Cwalinski said the hatchery’s role is vital, since natural reproduction in the river system is very limited.

“These are big system fish and there are some spawning grounds left, but many of them might just be going through the motions,” he said. “This is not like the walleye running up the Maumee River.”

About 3,200 sturgeon are stocked in Black Lake each year, with Mullett and Burt lakes receiving from 100 to 500 fish each.
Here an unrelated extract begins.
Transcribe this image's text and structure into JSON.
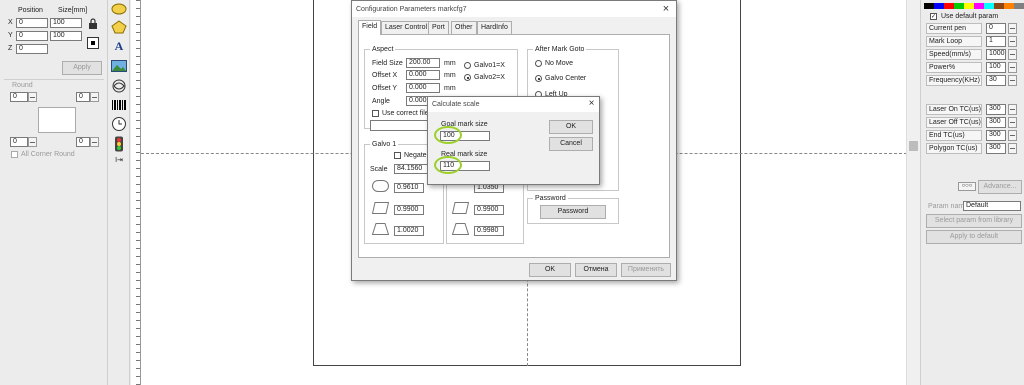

WILD GAME MEALS: The Fort Meigs Sertoma Club will hold its 39th Annual Wild Game Dinner at 6 p.m. on Jan. 25 at Holland Gardens. The table fare will include wild hog, venison, moose, wild turkey, gator, walleye, pheasant, and rabbit. For tickets and information, contact George Damasco at 419-740-0675.

South Side Sportsmen’s Club hosts its wild game dinner on Feb. 16 at 5:30 p.m. at Glass City Boardwalk in Moline. There will be pheasant, buffalo, elk, venison, rabbit, boar, and turtle soup served, along with a cash bar. Live entertainment will be provided by Johnny Rodriguez. For tickets and information call: Bob Summerskill at 419-836-2046, Jeff Wright at 419-467-4187, David Theiss at 419-320-3584, or Keith Michalski at 419-466-7627.

URBAN BIRDING: The Toledo Naturalists Association is hosting an urban birding field trip on Jan. 20 to view water birds, with the hope of seeing Glaucous, Iceland, and Lesser Black-backed Gulls, among other species. The ice conditions on Lake Erie and along the Maumee River will dictate where the tour heads, but interested parties should meet tour leader Tom Kemp at 8:30 a.m. at the public fishing access on Bayshore Road in Oregon, just east of the power plant. Updated information will be posted on the www.rarebird.org or www.toledonaturalist.org websites to relay any last minute weather-related announcements on cancellations.